An Taisce award for Mayo News columnist

MAYO NEWS columnist Liamy MacNally was the recipient of An Taisce Environmental Award at a ceremony in Dublin recently. The award was for a series of articles in The Mayo News and broadcasts on the Corrib Gas project. The award citation read: "For the consistent and balanced media coverage of the Mayo Corrib Gas issue." Liamy reported on the oral hearing into the planning application by Corrib promoters Shell/Enterprise Energy Ireland which was hosted by An Bord Pleanála in Ballina last year. He also wrote about the decision by An Bord Pleanála in April to refuse planning permission for the terminal. This is the first year of the An Taisce Environmental Awards

The An Taisce award is a nice feather in Liamy’s cap. He and Duncan Stewart were the only two media awards. Liamy McNally has a few ‘I told you so’ claims building up. The Pollatomish disaster for one – An Bord Pleanála refused permission for the Gas Terminal on the basis of problems with storing large volumes of peat and the danger of slippages in wet weather. Now he can say ‘I told you so’. He also argued passionately against the Iraqi war in the Mayo News. So another ‘I told you so’ this week is the report on the $300M US search for WMD after the bombing stopped. Effectively this found that the UN weapons inspectors had done a very effective job in decommissioning Iraq’s WMD prior to the invasion of Iraq by US and British troops.

Fisheries Board to go to the E.U. if action not taken on fish farms

THE fallout from the recent Prime Time programme on the fish farming industry continued this week with the announcement from the Central and Regional Fisheries Boards that if action was not taken on the poor quality of salmon farm management, they were prepared to go to the European Union and request that the EU declare sea trout in the affected areas an endangered species. Meetings were held by a number of bodies last week in response to the Prime Time programme which highlighted the problem of sea lice in fish farms and the impact it was having on wild fish stocks, as well as incidences of illegal dumping of dead fish. At a meeting of the Central and Regional Fisheries Boards last week, it was decided that the Boards would "strongly advise" the Minister for the Marine, Mr. Dermot Ahern, to take immediate positive action to ensure that "poor husbandry practices" in the fish farming industry were stopped. Indeed, criticism has been levelled at the dual role held by the Department of the Marine in promoting the aquaculture industry and simultaneously acting as an environmental watchdog. The Green Party has questioned this clear conflict of interest.

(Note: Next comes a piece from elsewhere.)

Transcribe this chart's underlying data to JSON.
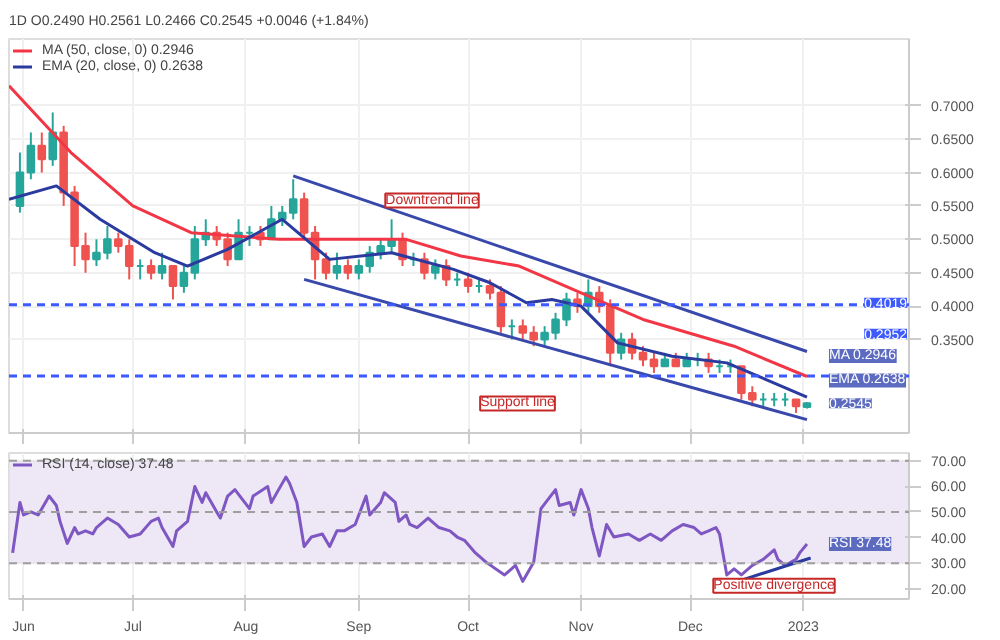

The Prime Time programme dealt with the deaths of thousands of fish in salmon cages in Donegal Bay this summer not too far from Killybegs. Dredging in the harbour was blamed. I didn’t see the Prime Time programme but I understand that it blew the claims of dredging damage out of the water. Apparently dead fish from previous years had been released directly from the nets where they died and allowed to drop to the bottom of the bay instead of being disposed of properly. So the rotting piles of dead fish beneath the nets at Inver were revealed to be the real cause of the deaths of caged salmon? The fisheries boards and tourists interests of course have suffered over the past 20 years due to the explosion of sea lice populations around salmon cages. The wild sea trout fell foul of these parasites on their way back into the rivers to spawn. Most of the famous sea trout rivers in the West are now defunct as fisheries. The huge mortalities now being experienced in the fish cages by fish farmers themselves are a bridge too far for the fisheries authorities especially when the fish farmers start looking around for someone else to blame for their misfortune. The fish farmers were very quick to blame anyone and everyone else for the disastrous decline of sea trout when it was as obvious as the nose on your face that they’re lack of control of sea lice around the sea cages were to blame for this ecological disaster.